To enforce this access ban, the military has introduced open-fire regulations that permit firing at Palestinians found inside the zone – even if they pose no threat to anyone’s life. The implementation of these regulations has resulted in the killing of at least 87 Palestinians who did not take part in fighting from the time the Disengagement Plan was implemented in September 2005 until the end of May 2022, excluding rounds of fighting. Of these casualties, 41 were killed when they were in these zones as part of their daily routine, including local residents and farmers. Fourteen more people were killed when they approached the fence, planning to cross it in search of work inside Israel.

Another measure employed by the military to enforce the prohibition on approaching the fence is spraying herbicides on crops near the fence – on the Gazan side. The spraying is done without advance notice, and without alerting residents that they must protect crops that lie several hundred meters away from the fence, which are also harmed by the spraying. Israel has also destroyed vast areas near the border during the rounds of fighting, including demolishing entire neighbourhoods.

In the past, Gaza residents grew fruit trees and kept hothouses in these areas. Some were used for grazing livestock raised for food. However, because of Israel’s policy, and after the military destroyed various crops in the area, many farmers had to switch to crops that require less maintenance and that the army cannot claim block its field of vision. Today, the area is mostly home to dryland farming crops, which require no irrigation, such as wheat, barley, beans and various kinds of vegetables.

 

The Great March of Return protests

On 30 March 2018 – Land Day – Palestinians in the Gaza Strip began to hold regular protests along the perimeter fence, demanding an end to the blockade Israel has imposed on the Strip since 2007 and fulfillment of the right of return. The protests, held mostly on Fridays with tens of thousands participating, including children, women and seniors, continued until the end of 2019.
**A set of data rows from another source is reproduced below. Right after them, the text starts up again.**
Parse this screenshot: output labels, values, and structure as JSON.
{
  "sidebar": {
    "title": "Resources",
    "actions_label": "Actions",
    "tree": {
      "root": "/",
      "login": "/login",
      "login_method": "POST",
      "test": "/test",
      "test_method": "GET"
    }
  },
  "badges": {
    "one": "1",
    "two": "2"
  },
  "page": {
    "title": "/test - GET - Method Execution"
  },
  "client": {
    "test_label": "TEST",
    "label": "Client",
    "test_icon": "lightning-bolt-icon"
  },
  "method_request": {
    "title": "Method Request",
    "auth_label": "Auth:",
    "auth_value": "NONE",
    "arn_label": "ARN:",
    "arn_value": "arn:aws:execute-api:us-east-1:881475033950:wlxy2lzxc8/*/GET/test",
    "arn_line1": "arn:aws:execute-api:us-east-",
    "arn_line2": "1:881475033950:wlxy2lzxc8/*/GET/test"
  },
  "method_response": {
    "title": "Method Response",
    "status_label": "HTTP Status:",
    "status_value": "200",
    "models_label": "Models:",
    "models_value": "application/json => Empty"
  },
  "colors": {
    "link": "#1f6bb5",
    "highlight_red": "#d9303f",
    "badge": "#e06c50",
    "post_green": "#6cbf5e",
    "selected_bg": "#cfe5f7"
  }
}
Israel was quick to frame the protests as illegitimate even before they began. It made various attempts to prevent the demonstrations and declared in advance it would violently disperse the protesters. The military deployed dozens of snipers along the fence, and various officials clarified that the open-fire regulations would permit lethal fire against anyone attempting to approach the fence or damage it. When Gaza residents went ahead with the demonstrations regardless, Israel made good on its threats and its open-fire regulations permitted use of live fire against unarmed protestors. As a result, 223 Palestinians, 46 of them under the age of 18, were killed and some 8,000 injured. The vast majority of the persons killed or injured were unarmed and posed no threat to the well-armored soldiers standing on the other side of the fence.

Israel responded to international criticism of the casualty toll by saying it would investigate the incidents. Yet today, more than forty months after the first demonstration, it is clear that the military’s investigations in relation to the Gaza protests were never intended to ensure justice for the victims or to deter troops from similar action. These investigations – much like the investigations conducted by the military law enforcement system in other cases in which soldiers have harmed Palestinians – are part of Israel’s whitewashing mechanism, and their main purpose remains to silence external criticism, so that Israel can continue to implement its policy unchanged.